Conclusion: Proxmox Is Excellent—But Don’t Gamble Your Data​

Proxmox VE makes virtualization and home labbing delightfully accessible. Its ecosystem flourishes because people are encouraged to experiment and push boundaries, reclaiming the full utility of their hardware. But with great power comes greater risk—especially when critical data is on the line.
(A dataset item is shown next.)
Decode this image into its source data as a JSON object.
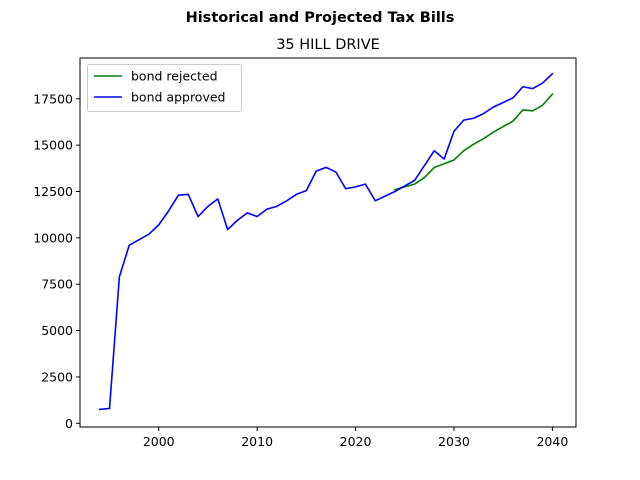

Tinkerers will always blaze trails and create new synergy between platforms. Even so, the foundational wisdom persists: run your NAS—your lifeboat for irreplaceable files—on separate, dedicated hardware. Use Proxmox to break things—just not your family photos, business files, or digital life collection. In a landscape where one mistaken keystroke or a failed update could spell disaster, that separation is the most enduring home lab upgrade you’ll ever make.